[NOTE: This letter has been condensed but hopefully remains intact where it counts. Exotic British spellings retained for sense of adventure. ]
How do I move on from an intense friendship with a neighbour, without physically moving? The friendship has run its course. The friendship was not only between me and my friend. But our two families and critically, between my 7 year old daughter and her 7 year old daughter. Her daughter has dumped my daughter in favour of a new neighbour. My daughter is heartbroken. I want to grieve and heal and move on. I am finding the healing and moving on part nearly impossible when I see her and her family every day. I am putting quite some energy into helping my daughter through, while trying to also let her find her way. But…7!
So I guess I have 2 questions:
1. How to heal and move on with such proximity? Some days I just want to move house, but know this is not the answer.
2. How best to support my heartbroken daughter (when my own heart is also ripped out by all this)?
Neighbors are unpredictable players in our existence. They literally bookend our lives on either side, and there’s one across the street washing his car in a toxic level of shirtlessness. But we may not have much in common with them intrinsically except maybe income and the determination that the area schools are good enough for kids with as little potential as ours. Maybe we wave at our neighbors, mildly request their presence at a barbecue, or stand at the invisible line where our lawns meet and rumormonger about someone new on the block.
But, somehow, you got really lucky, at least for a while.
I don’t know the specifics of how everything went south with your neighbor. Was it something small that gradually metastasized because the two of you didn’t tamp it down early on? Have you lost sight of why you’re truly at odds? Or are you all too aware of the reasons why, with punches, kicks, and submission holds having been exchanged? I ask because if you’re at all on speaking terms, even the most rudimentary of them, maybe it’s worth focusing on your daughter and approaching your neighbor about that particular situation. It’s possible your neighbor's daughter has simply observed the hostilities between the grown-ups and is mimicking them with your own daughter. Can that much be addressed? If so, even if the adult relationship truly is done for, maybe the kids can be reconciled. And, who knows, maybe that’d be an oblique way of at least exploring the possibility of reassembling your own friendship.

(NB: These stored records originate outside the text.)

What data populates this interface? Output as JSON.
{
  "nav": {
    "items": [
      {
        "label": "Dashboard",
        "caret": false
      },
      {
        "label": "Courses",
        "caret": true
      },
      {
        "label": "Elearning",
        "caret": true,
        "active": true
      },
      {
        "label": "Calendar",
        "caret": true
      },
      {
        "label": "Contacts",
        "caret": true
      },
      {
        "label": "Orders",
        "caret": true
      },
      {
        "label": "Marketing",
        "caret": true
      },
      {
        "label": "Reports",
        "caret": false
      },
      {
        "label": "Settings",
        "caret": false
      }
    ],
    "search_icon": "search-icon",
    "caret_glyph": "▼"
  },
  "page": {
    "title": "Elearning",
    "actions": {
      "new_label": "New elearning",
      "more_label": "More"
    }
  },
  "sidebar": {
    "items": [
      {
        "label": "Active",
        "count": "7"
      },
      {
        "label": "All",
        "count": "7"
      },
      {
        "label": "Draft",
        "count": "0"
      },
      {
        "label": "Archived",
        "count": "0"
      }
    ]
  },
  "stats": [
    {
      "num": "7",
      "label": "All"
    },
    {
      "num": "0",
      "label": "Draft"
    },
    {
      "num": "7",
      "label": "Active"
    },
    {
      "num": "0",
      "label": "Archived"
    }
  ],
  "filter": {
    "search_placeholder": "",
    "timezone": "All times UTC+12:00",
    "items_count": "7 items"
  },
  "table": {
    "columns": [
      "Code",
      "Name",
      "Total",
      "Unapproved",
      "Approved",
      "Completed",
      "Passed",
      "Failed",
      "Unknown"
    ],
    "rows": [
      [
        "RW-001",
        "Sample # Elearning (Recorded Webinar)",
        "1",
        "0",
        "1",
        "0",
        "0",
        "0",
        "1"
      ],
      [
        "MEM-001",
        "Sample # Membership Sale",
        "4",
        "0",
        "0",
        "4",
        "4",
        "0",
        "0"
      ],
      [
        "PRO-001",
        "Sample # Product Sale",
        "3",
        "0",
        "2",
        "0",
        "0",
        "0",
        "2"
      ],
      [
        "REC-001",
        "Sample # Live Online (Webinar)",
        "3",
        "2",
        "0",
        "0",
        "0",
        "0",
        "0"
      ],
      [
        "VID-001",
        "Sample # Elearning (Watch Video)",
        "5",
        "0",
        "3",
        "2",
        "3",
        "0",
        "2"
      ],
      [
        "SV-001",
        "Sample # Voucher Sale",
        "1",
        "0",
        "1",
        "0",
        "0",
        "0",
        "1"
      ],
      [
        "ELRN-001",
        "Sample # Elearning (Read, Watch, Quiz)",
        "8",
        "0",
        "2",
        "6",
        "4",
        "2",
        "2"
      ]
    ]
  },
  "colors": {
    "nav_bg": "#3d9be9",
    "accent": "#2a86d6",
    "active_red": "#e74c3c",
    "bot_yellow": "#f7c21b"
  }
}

Or maybe I’m being too optimistic for, come to think of it, the first time in my entire life. Maybe all the relationships in question are dead, full-on skeleton. I still think focusing on your daughter is the path forward because her happiness will replenish your own. Now, I don’t have kids or even nieces or nephews, but my understanding from TV is that they just need a punchbowl-sized serving of Trix to be happy. If explosive levels of sugar are not your bag, however, then maybe you should focus on gently nudging your daughter into situations where she can make other friends and rediscover that she is wanted by her peers. This might be both delicate and difficult, but I think those people are out there. And finding them will do you and your daughter both a world of good.
One thing to keep in mind is that with kids, this kind of thing is going to happen alllll the time. Not all kid friendships are forever. That doesn’t excuse the neighbor kid from acting like a jerk, but it may be helpful to just focus on helping your kid navigate relationships knowing that families handle things differently and everyone has their own side of the story. Personally - and idk if this is healthy or not - I avoid making close friends with my kid’s friends’ parents and neighbors now having been hurt in this exact way. Better to keep a little distance - friendly, but not good friends. It makes it easier overall and leaves me to focus on friendships of my own making. Good luck! It ain’t easy.